This code was created to test the effectiveness of the Huggingface library Accelerate. A detailed description of experiments is provided in the following blog post: "Benchmarking HuggingFace Accelerator: Synchronous SGD Does Not Scale with PCI Express 3.0".
This was motivated by a somewhat anecdotal observation that synchronous SGD does not scale with the number of GPUs when these GPUs are "sitting" on a slow interconnect (i.e., PCI express) rather than being connected using a fast interconnect system such as NVLink.
It was intended to run as an end-to-end example (run the script run_main.sh, which does everything including installing the environment and running tests. Some manual intervention might be required, in particular, by specifying a different CUDA version or changing otherwise an installation script. Likewise, you may want to change the number of training examples, or run these experiments for several seeds.

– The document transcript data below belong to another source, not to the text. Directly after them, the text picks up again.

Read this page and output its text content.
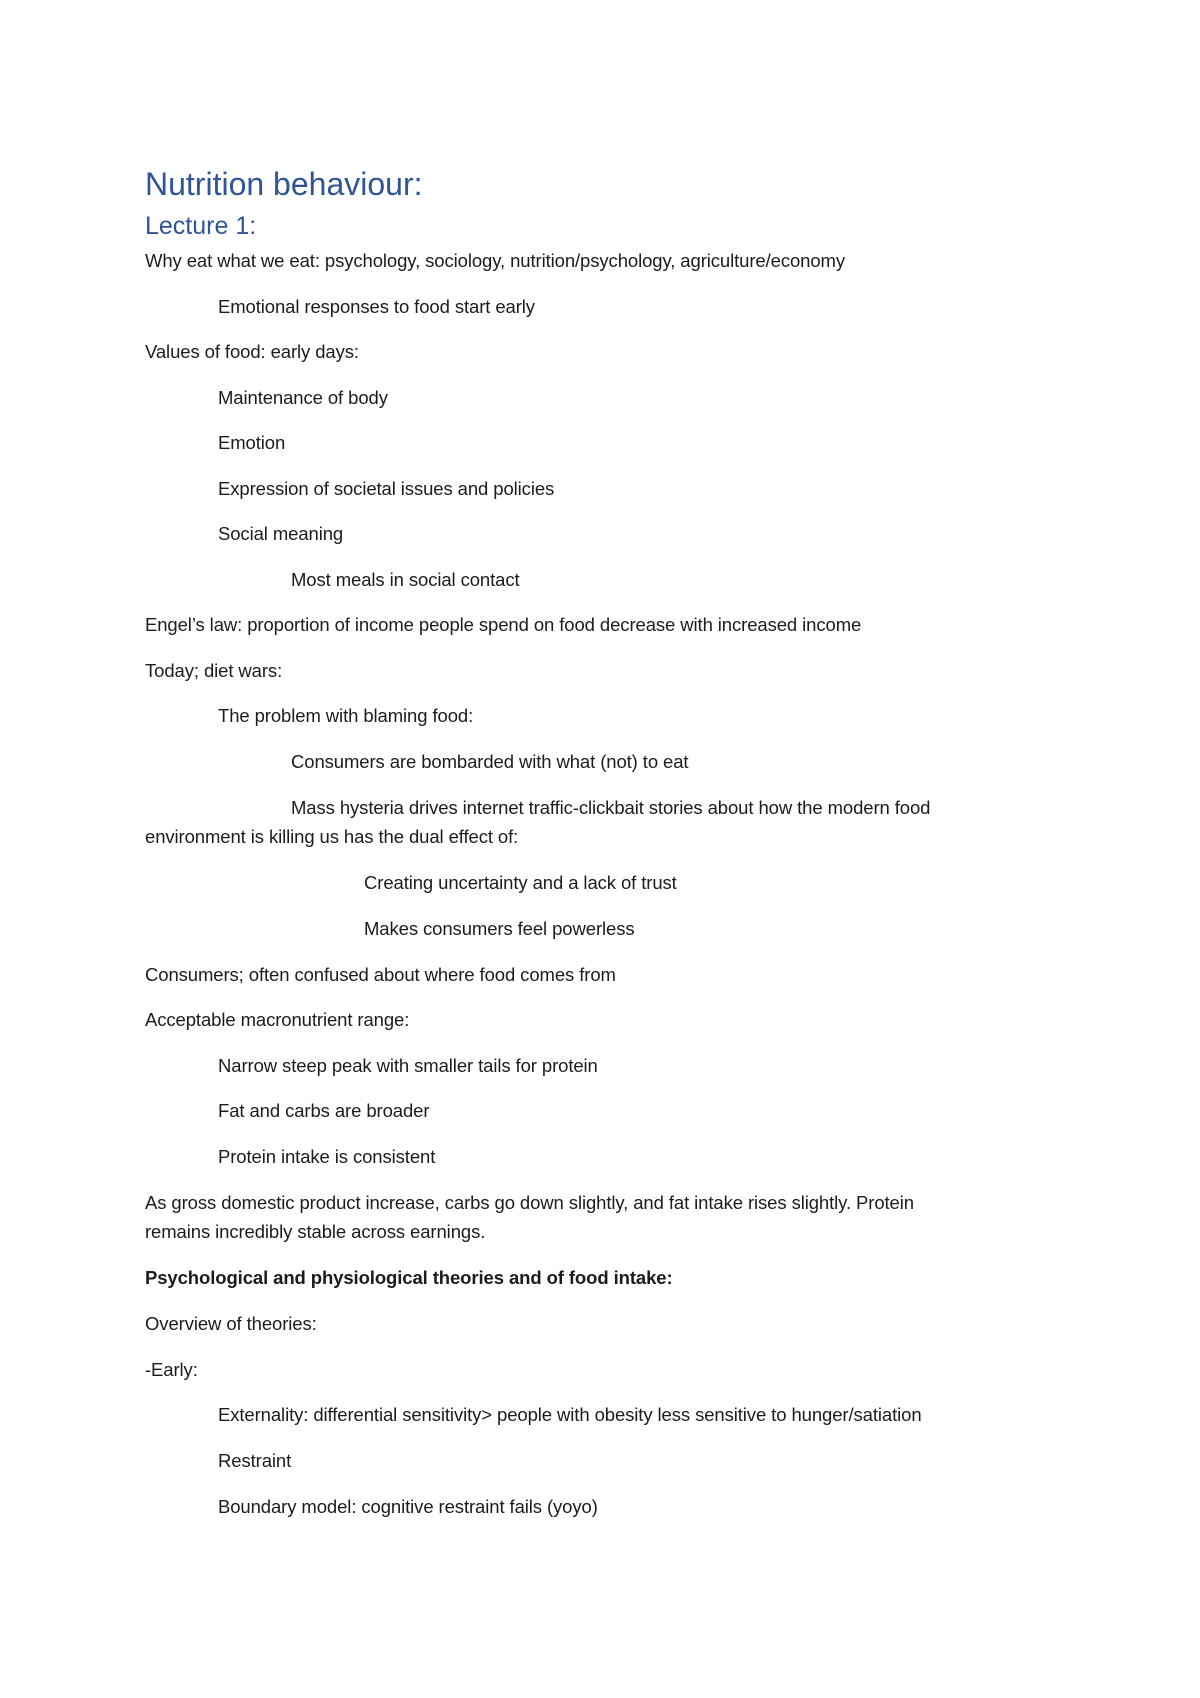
Nutrition behaviour:
Lecture 1:
Why eat what we eat: psychology, sociology, nutrition/psychology, agriculture/economy
Emotional responses to food start early
Values of food: early days:
Maintenance of body
Emotion
Expression of societal issues and policies
Social meaning
Most meals in social contact
Engel’s law: proportion of income people spend on food decrease with increased income
Today; diet wars:
The problem with blaming food:
Consumers are bombarded with what (not) to eat
Mass hysteria drives internet traffic-clickbait stories about how the modern food
environment is killing us has the dual effect of:
Creating uncertainty and a lack of trust
Makes consumers feel powerless
Consumers; often confused about where food comes from
Acceptable macronutrient range:
Narrow steep peak with smaller tails for protein
Fat and carbs are broader
Protein intake is consistent
As gross domestic product increase, carbs go down slightly, and fat intake rises slightly. Protein
remains incredibly stable across earnings.
Psychological and physiological theories and of food intake:
Overview of theories:
-Early:
Externality: differential sensitivity> people with obesity less sensitive to hunger/satiation
Restraint
Boundary model: cognitive restraint fails (yoyo)
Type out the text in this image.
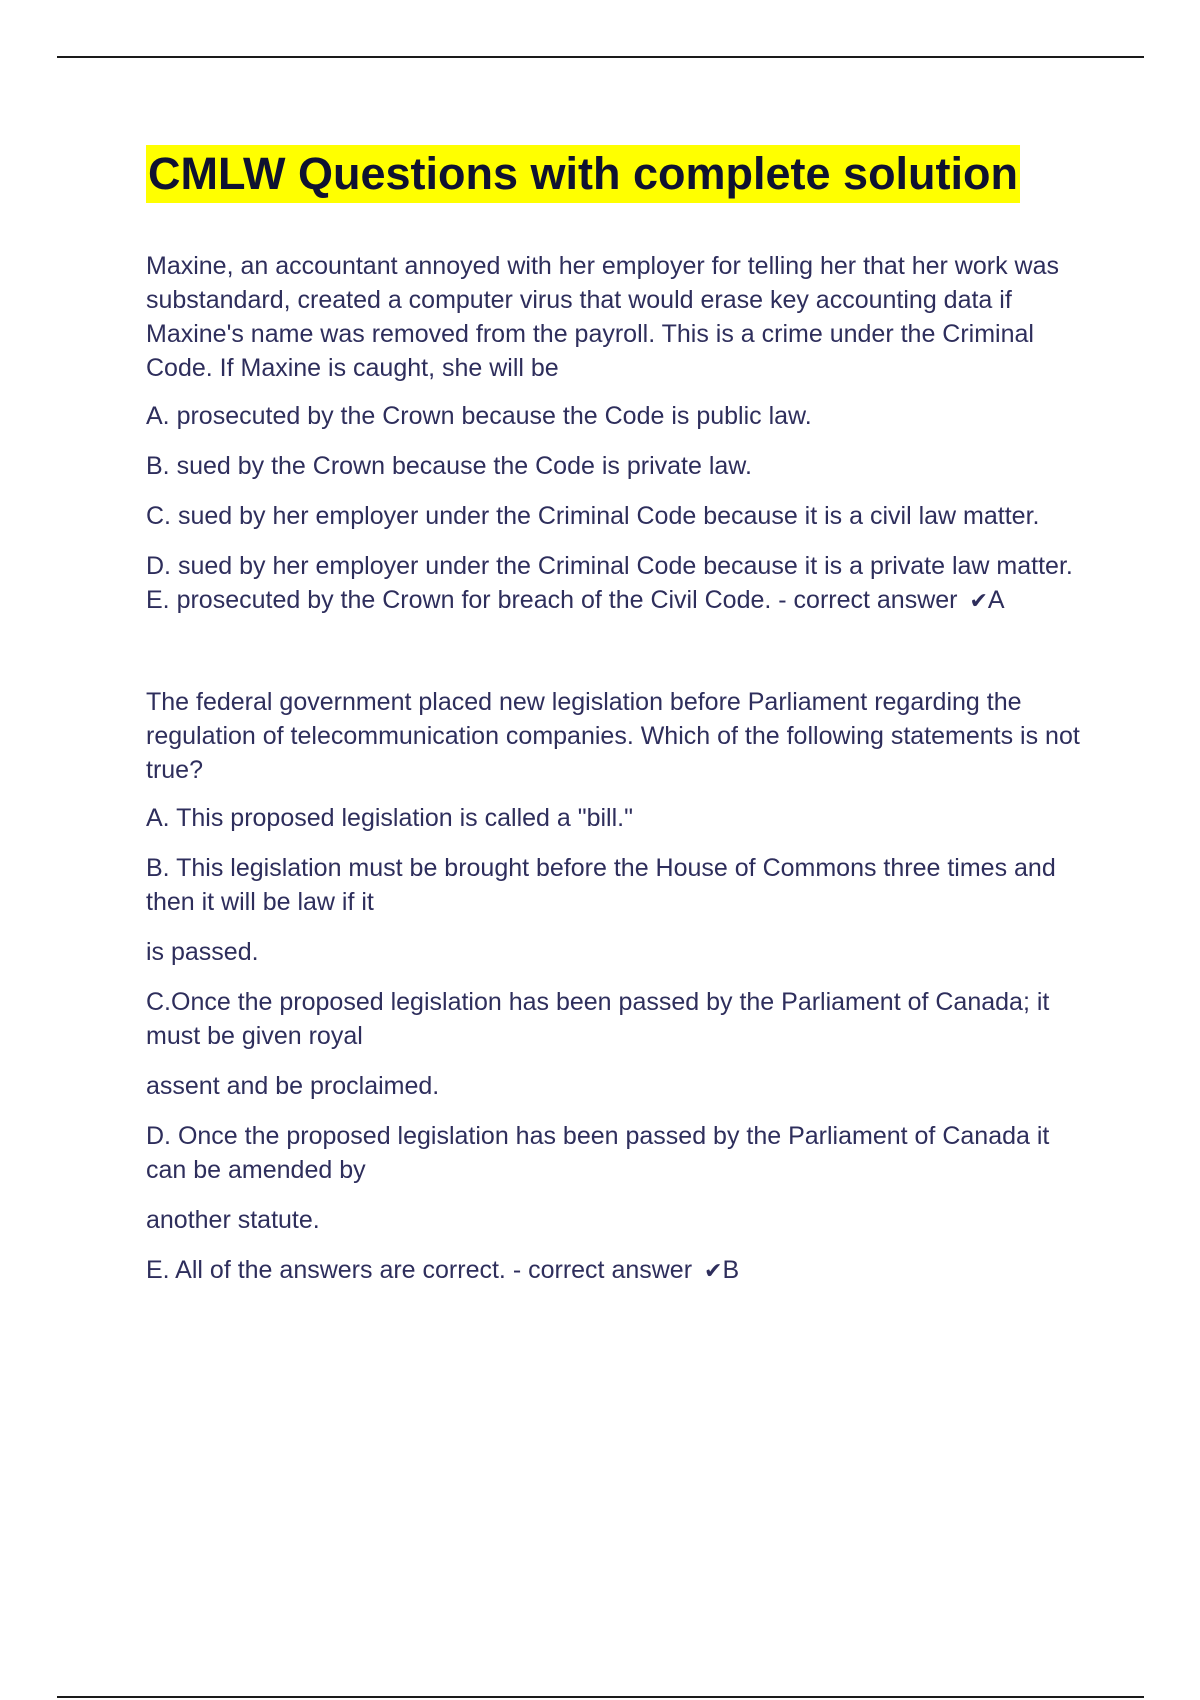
CMLW Questions with complete solution

Maxine, an accountant annoyed with her employer for telling her that her work was substandard, created a computer virus that would erase key accounting data if Maxine's name was removed from the payroll. This is a crime under the Criminal Code. If Maxine is caught, she will be

A. prosecuted by the Crown because the Code is public law.

B. sued by the Crown because the Code is private law.

C. sued by her employer under the Criminal Code because it is a civil law matter.

D. sued by her employer under the Criminal Code because it is a private law matter. E. prosecuted by the Crown for breach of the Civil Code. - correct answer ✔A

The federal government placed new legislation before Parliament regarding the regulation of telecommunication companies. Which of the following statements is not true?

A. This proposed legislation is called a "bill."

B. This legislation must be brought before the House of Commons three times and then it will be law if it

is passed.

C.Once the proposed legislation has been passed by the Parliament of Canada; it must be given royal

assent and be proclaimed.

D. Once the proposed legislation has been passed by the Parliament of Canada it can be amended by

another statute.

E. All of the answers are correct. - correct answer ✔B
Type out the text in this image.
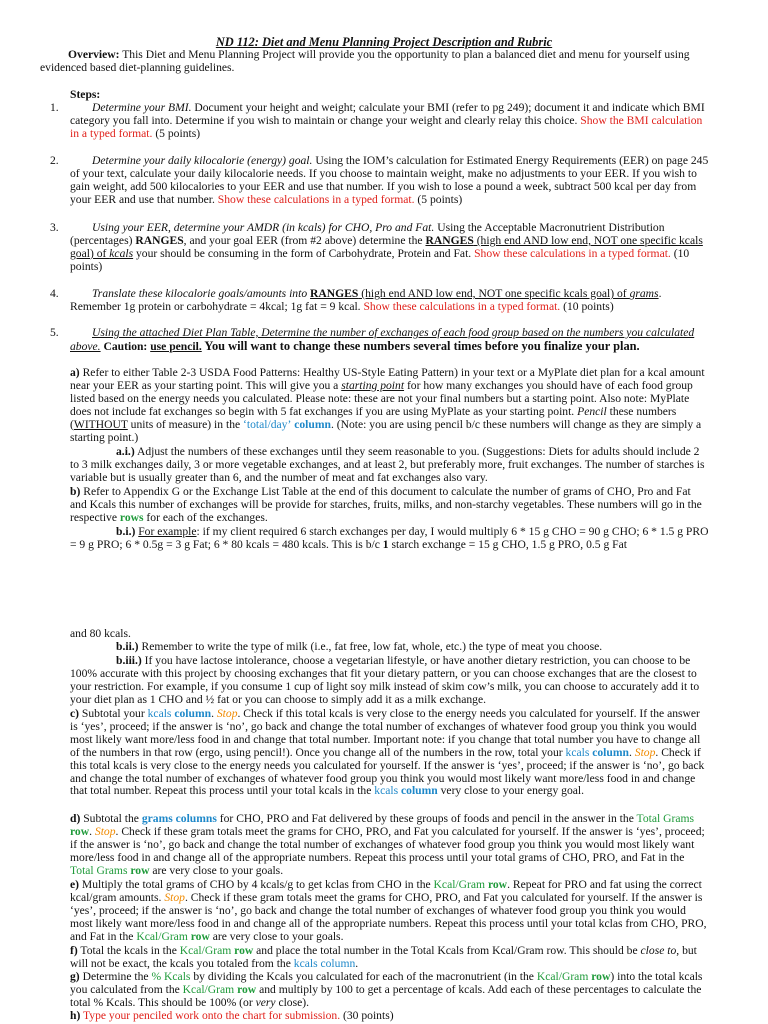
ND 112: Diet and Menu Planning Project Description and Rubric
Overview: This Diet and Menu Planning Project will provide you the opportunity to plan a balanced diet and menu for yourself using evidenced based diet-planning guidelines.
Steps:
1.	Determine your BMI. Document your height and weight; calculate your BMI (refer to pg 249); document it and indicate which BMI category you fall into. Determine if you wish to maintain or change your weight and clearly relay this choice. Show the BMI calculation in a typed format. (5 points)
2.	Determine your daily kilocalorie (energy) goal. Using the IOM’s calculation for Estimated Energy Requirements (EER) on page 245 of your text, calculate your daily kilocalorie needs. If you choose to maintain weight, make no adjustments to your EER. If you wish to gain weight, add 500 kilocalories to your EER and use that number. If you wish to lose a pound a week, subtract 500 kcal per day from your EER and use that number. Show these calculations in a typed format. (5 points)
3.	Using your EER, determine your AMDR (in kcals) for CHO, Pro and Fat. Using the Acceptable Macronutrient Distribution (percentages) RANGES, and your goal EER (from #2 above) determine the RANGES (high end AND low end, NOT one specific kcals goal) of kcals your should be consuming in the form of Carbohydrate, Protein and Fat. Show these calculations in a typed format. (10 points)
4.	Translate these kilocalorie goals/amounts into RANGES (high end AND low end, NOT one specific kcals goal) of grams. Remember 1g protein or carbohydrate = 4kcal; 1g fat = 9 kcal. Show these calculations in a typed format. (10 points)
5.	Using the attached Diet Plan Table, Determine the number of exchanges of each food group based on the numbers you calculated above. Caution: use pencil. You will want to change these numbers several times before you finalize your plan.
a) Refer to either Table 2-3 USDA Food Patterns: Healthy US-Style Eating Pattern) in your text or a MyPlate diet plan for a kcal amount near your EER as your starting point. This will give you a starting point for how many exchanges you should have of each food group listed based on the energy needs you calculated. Please note: these are not your final numbers but a starting point. Also note: MyPlate does not include fat exchanges so begin with 5 fat exchanges if you are using MyPlate as your starting point. Pencil these numbers (WITHOUT units of measure) in the ‘total/day’ column. (Note: you are using pencil b/c these numbers will change as they are simply a starting point.)
a.i.) Adjust the numbers of these exchanges until they seem reasonable to you. (Suggestions: Diets for adults should include 2 to 3 milk exchanges daily, 3 or more vegetable exchanges, and at least 2, but preferably more, fruit exchanges. The number of starches is variable but is usually greater than 6, and the number of meat and fat exchanges also vary.
b) Refer to Appendix G or the Exchange List Table at the end of this document to calculate the number of grams of CHO, Pro and Fat and Kcals this number of exchanges will be provide for starches, fruits, milks, and non-starchy vegetables. These numbers will go in the respective rows for each of the exchanges.
b.i.) For example: if my client required 6 starch exchanges per day, I would multiply 6 * 15 g CHO = 90 g CHO; 6 * 1.5 g PRO = 9 g PRO; 6 * 0.5g = 3 g Fat; 6 * 80 kcals = 480 kcals. This is b/c 1 starch exchange = 15 g CHO, 1.5 g PRO, 0.5 g Fat
and 80 kcals.
b.ii.) Remember to write the type of milk (i.e., fat free, low fat, whole, etc.) the type of meat you choose.
b.iii.) If you have lactose intolerance, choose a vegetarian lifestyle, or have another dietary restriction, you can choose to be 100% accurate with this project by choosing exchanges that fit your dietary pattern, or you can choose exchanges that are the closest to your restriction. For example, if you consume 1 cup of light soy milk instead of skim cow’s milk, you can choose to accurately add it to your diet plan as 1 CHO and ½ fat or you can choose to simply add it as a milk exchange.
c) Subtotal your kcals column. Stop. Check if this total kcals is very close to the energy needs you calculated for yourself. If the answer is ‘yes’, proceed; if the answer is ‘no’, go back and change the total number of exchanges of whatever food group you think you would most likely want more/less food in and change that total number. Important note: if you change that total number you have to change all of the numbers in that row (ergo, using pencil!). Once you change all of the numbers in the row, total your kcals column. Stop. Check if this total kcals is very close to the energy needs you calculated for yourself. If the answer is ‘yes’, proceed; if the answer is ‘no’, go back and change the total number of exchanges of whatever food group you think you would most likely want more/less food in and change that total number. Repeat this process until your total kcals in the kcals column very close to your energy goal.
d) Subtotal the grams columns for CHO, PRO and Fat delivered by these groups of foods and pencil in the answer in the Total Grams row. Stop. Check if these gram totals meet the grams for CHO, PRO, and Fat you calculated for yourself. If the answer is ‘yes’, proceed; if the answer is ‘no’, go back and change the total number of exchanges of whatever food group you think you would most likely want more/less food in and change all of the appropriate numbers. Repeat this process until your total grams of CHO, PRO, and Fat in the Total Grams row are very close to your goals.
e) Multiply the total grams of CHO by 4 kcals/g to get kclas from CHO in the Kcal/Gram row. Repeat for PRO and fat using the correct kcal/gram amounts. Stop. Check if these gram totals meet the grams for CHO, PRO, and Fat you calculated for yourself. If the answer is ‘yes’, proceed; if the answer is ‘no’, go back and change the total number of exchanges of whatever food group you think you would most likely want more/less food in and change all of the appropriate numbers. Repeat this process until your total kclas from CHO, PRO, and Fat in the Kcal/Gram row are very close to your goals.
f) Total the kcals in the Kcal/Gram row and place the total number in the Total Kcals from Kcal/Gram row. This should be close to, but will not be exact, the kcals you totaled from the kcals column.
g) Determine the % Kcals by dividing the Kcals you calculated for each of the macronutrient (in the Kcal/Gram row) into the total kcals you calculated from the Kcal/Gram row and multiply by 100 to get a percentage of kcals. Add each of these percentages to calculate the total % Kcals. This should be 100% (or very close).
h) Type your penciled work onto the chart for submission. (30 points)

- Linux system with multiple GPUs and CUDA installed.
- conda
For the synchronized SGD we used standard HuggingFace scripts with a tiny modification to save overall training time:
wget https://raw.githubusercontent.com/huggingface/transformers/v4.21.1/examples/pytorch/question-answering/run_qa_no_trainer.py
wget https://raw.githubusercontent.com/huggingface/transformers/v4.21.1/examples/pytorch/question-answering/utils_qa.py
For the K-batch synchronous version, we made small, but important modifications of run_qa_no_trainer.py
, which enabled synchronization every K-batches (rather than synchronization every batch). Note, however, that it is only a hacky proof-of-concept implementation (which likely does not fully synchronizes gradients), but it works pretty well.